Sadly, the Global South argument of racializing and orientalizing refugees rings true too. According to the 2018 Pew Research, only 12% of Czechs, 21% of Hungarians and 33% of Poles would be willing to accept a Muslim as a family member in contrast to 80% of Swedes and 66% of French. European Value Survey data also shows how anti-Muslim sentiment has grown since 2015. (There are higher levels of tolerance in the Western Balkans due to its own Muslim population). A Eurobarometer survey from 2019 showed that compared to Western Europe, EU member states in the east are, unfortunately, more racist. As some research suggests, “the most tolerant Eastern European country would be one of the more intolerant countries if compared to the Western European countries”. It is indeed hard to imagine the same enthusiasm to shelter Muslim refugees by the majority of the local populations.

It is clearly difficult to overgeneralize about the ‘eastern’ welcome of refugees as there is a great variation across eastern Europe. However, there are some common empathy mobilizers, and a dehumanizer in the case of orientalizing refugees, that need to be set in the wider historical context. The general sense of familiarity, déjà vu, and premonition that Ukraine may be just the beginning of something much larger holds more weight in explaining the opening of homes and hearts than arguments about a ‘European’ war and white refugees. Having said that, othering non-white and non-Christian refugees has been rather common too. There has been fear of the unknown wars and refugees from countries that east Europeans perceive as remote and, unfortunately, learn close to nothing about.
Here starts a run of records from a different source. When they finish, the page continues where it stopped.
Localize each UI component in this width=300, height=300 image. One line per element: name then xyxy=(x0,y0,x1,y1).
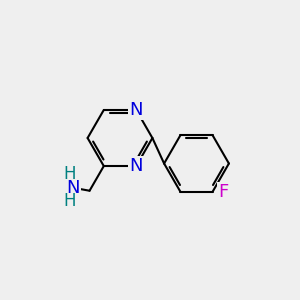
Text: F: F xyxy=(218,183,228,201)
Text: H: H xyxy=(64,165,76,183)
Text: H: H xyxy=(64,192,76,210)
Text: N: N xyxy=(66,179,80,197)
Text: N: N xyxy=(130,101,143,119)
Text: N: N xyxy=(130,157,143,175)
But this time around, fear has mobilized in a different way. There is a palpable sense of fear of the Kremlin across most of the region based on some historical and personal experiences and empathy with those fleeing a naked invasion. The recent U-turn in refugee welcome must be applauded and perceived as a regional response to a menacing threat even if we cannot lose sight of the underlying racial and orientalizing undertones of the refugee empathy mobilization across the region.